Magazine

Innovation Is Job One


There was a time when 3M Co. (MMM) epitomized U.S. innovation. For years, this great Midwestern company consistently generated up to a third of its annual profits from new products. Some time in the 1990s, the company that invented sandpaper, floppy disks, Scotch tape, and Post-it Notes lost its magic and got stuck. James McNerney, an alumnus of General Electric Co. (GE) who became chairman and CEO in 2001, is trying to light 3M's fire once again. Nothing is more important to 3M than his success.

McNerney's challenge is to show that he has the DNA for innovation. He is cutting costs, visiting customers, and introducing Six Sigma to boost management rigor and measure performance. He is focusing 3M's $1.1 billion annual research budget and 1,000 scientists and engineers on hot new growth markets in health care and high-tech displays for consumer electronics. But innovation is about embracing uncertainty and taking risks, and McNerney has yet to show that he can do that. The GE way to success is through measurement -- stating precise goals and surpassing them. 3M's success had been in taking commercial advantage of unexpected scientific discoveries.

America's challenge is to keep its innovation economy running. It is disturbing to see that the latest disruptive technology -- camera cell phones -- originated in Europe and Asia. Camera phones are remaking the digital camera, printer, film, and telephone industries. This is the heart of innovation: a fusion of new technologies that change all kinds of behavior and businesses. The U.S., hobbled by incompatible cell-phone standards, is lagging.

It is worrisome as well to see the best and brightest foreign students turning away from U.S. universities because they can't get visas. One of the country's sources of innovation is this stream of young people, who come to study and stay to start companies, especially in high tech. Now many, particularly from Asia, are going to China.

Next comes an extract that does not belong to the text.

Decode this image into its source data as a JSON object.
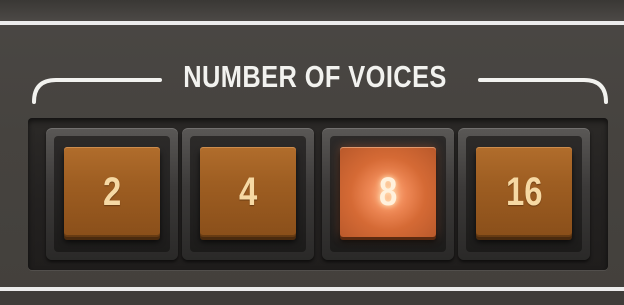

Finally, it is disturbing to see that the issue of innovation is being virtually ignored in the Presidential campaign. Certainly it's important to talk about taxes, budget deficits, and Social Security. But the question underlying all of these is how best to get America to innovate, because that's the path to growth, jobs, income, and wealth.

McNerney's struggle to restart the 3M innovation machine is part of a larger fight to keep America at the leading edge of innovation. Both must be won.